There’s little the Fed can do that it’s not doing already about the central problem of the US economy: its housing market. Some 29% of all houses with mortgages in the US are “under water” – that is, the resale value is less than the outstanding mortgage. That’s a dead weight around the economy’s throat but US policymakers mistakenly believe that the housing market’s distress is a symptom and not a cause.

Bernanke thinks the housing market will pick up, if prices fall far enough and credit remains easy, but the problem there is that a further fall in house prices drags more mortgages under water, and puts off the day when house building starts adding new jobs to the economy.

In the meantime, Bernanke’s Fed doesn’t have much powder left in its locker, with monetary policy already extraordinarily easy. Earlier this week Alan Blinder, a former Fed official and a very smart economist, outlined steps the Fed could still take – all of which Bernanke ticked off in his Jackson Hole speech.

“The bad news is that the Fed has already spent its most powerful ammunition, only the weak stuff is left,” Blinder warned.

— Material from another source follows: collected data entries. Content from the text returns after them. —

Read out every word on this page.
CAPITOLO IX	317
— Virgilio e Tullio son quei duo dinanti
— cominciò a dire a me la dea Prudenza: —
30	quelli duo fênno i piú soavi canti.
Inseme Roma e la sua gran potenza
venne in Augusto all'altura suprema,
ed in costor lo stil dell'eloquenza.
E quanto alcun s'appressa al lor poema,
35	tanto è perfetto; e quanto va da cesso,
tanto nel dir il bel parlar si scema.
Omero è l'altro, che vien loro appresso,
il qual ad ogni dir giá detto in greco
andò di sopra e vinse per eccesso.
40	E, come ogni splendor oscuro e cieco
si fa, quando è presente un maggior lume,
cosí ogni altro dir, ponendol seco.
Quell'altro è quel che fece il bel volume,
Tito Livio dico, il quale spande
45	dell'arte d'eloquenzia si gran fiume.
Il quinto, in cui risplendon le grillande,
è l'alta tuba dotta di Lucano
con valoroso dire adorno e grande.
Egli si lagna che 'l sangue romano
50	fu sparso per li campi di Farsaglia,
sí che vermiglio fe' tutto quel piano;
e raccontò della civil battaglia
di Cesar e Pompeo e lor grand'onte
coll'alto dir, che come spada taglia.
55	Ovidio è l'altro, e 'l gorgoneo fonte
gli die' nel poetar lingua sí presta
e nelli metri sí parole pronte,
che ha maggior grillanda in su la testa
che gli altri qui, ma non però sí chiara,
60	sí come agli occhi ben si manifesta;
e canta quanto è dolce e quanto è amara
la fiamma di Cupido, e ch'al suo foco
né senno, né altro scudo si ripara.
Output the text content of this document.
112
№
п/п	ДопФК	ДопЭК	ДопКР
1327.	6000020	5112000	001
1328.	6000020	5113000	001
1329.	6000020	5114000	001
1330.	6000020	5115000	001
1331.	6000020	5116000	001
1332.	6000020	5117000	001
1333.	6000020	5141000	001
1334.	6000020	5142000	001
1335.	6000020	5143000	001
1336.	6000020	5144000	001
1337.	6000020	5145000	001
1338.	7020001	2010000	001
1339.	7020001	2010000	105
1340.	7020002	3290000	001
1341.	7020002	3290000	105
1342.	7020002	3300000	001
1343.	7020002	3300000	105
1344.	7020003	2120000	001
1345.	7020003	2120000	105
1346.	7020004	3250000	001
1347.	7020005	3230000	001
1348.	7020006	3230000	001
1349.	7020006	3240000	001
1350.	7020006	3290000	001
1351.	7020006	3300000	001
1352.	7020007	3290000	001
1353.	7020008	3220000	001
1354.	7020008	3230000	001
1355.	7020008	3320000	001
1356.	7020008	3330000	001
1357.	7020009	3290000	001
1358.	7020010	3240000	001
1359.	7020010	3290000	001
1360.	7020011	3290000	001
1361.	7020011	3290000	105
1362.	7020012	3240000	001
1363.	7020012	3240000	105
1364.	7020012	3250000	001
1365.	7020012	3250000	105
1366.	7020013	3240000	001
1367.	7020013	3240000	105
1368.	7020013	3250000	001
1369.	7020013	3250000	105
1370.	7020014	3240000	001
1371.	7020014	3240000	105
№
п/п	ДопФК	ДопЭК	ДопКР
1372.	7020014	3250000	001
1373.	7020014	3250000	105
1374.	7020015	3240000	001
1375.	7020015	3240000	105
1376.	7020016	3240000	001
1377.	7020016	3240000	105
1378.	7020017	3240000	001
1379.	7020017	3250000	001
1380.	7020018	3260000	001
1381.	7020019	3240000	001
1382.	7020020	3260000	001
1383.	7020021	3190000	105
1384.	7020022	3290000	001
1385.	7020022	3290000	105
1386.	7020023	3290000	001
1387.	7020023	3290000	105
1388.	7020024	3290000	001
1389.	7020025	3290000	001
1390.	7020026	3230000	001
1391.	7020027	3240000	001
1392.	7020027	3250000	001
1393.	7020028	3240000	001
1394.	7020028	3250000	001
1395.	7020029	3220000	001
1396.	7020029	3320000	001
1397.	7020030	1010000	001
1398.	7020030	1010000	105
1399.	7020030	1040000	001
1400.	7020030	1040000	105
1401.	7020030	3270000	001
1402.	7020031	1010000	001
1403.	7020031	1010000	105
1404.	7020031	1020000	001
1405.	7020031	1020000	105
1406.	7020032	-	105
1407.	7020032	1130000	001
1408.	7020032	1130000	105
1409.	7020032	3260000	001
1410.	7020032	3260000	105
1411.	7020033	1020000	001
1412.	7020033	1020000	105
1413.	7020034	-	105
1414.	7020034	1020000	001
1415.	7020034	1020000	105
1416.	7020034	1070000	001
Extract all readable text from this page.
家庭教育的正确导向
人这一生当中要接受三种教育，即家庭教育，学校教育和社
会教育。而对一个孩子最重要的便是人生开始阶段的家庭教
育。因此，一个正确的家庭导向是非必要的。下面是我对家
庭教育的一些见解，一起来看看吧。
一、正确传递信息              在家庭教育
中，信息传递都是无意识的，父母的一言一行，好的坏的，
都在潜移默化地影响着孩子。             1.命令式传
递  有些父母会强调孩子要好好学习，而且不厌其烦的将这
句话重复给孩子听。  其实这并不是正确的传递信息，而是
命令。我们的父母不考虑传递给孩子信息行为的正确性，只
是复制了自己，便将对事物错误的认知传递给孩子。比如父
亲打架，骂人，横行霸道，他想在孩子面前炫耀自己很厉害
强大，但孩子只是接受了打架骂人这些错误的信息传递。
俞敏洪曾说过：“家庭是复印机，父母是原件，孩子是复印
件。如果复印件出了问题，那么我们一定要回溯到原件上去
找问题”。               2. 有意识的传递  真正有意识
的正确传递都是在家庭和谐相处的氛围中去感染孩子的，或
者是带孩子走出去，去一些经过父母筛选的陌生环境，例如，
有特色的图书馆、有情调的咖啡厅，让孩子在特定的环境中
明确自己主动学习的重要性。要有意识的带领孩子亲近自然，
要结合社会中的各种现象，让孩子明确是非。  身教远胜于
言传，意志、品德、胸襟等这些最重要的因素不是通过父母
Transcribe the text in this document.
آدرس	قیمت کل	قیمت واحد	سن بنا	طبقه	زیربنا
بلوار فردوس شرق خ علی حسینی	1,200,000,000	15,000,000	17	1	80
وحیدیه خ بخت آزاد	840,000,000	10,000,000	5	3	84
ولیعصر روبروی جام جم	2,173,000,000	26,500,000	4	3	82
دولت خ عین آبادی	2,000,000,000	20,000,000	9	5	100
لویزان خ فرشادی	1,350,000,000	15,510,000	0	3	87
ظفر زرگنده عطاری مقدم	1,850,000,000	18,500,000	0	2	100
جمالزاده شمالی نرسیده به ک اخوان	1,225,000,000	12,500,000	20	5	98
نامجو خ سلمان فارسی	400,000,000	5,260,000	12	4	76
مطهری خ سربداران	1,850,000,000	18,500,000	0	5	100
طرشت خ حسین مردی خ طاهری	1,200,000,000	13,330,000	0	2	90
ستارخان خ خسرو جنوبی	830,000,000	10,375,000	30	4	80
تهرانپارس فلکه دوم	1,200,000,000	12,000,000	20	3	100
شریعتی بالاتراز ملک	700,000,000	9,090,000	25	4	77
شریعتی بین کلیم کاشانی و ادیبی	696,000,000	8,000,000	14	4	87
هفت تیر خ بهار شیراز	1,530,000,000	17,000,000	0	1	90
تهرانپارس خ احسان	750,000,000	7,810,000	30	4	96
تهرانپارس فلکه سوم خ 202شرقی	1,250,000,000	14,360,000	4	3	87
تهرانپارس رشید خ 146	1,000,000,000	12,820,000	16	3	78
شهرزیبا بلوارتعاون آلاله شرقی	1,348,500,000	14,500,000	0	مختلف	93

And he’s right.

Bernanke, though, is also right that a durable recovery is underway. The prospects of a “double dip” into a second recession are far fetched. Unemployment remains weak but the jobs market always lags behind the rest of the economy.

The only surprise is that the economy has not recovered more quickly, based on its revival from previous slumps. But that, I believe, is because of the housing market, which has never seen such a dramatic collapse in the course of US history. Fixing that needs the “appropriate and effective responses from economic policymakers” that Bernanke is asking for.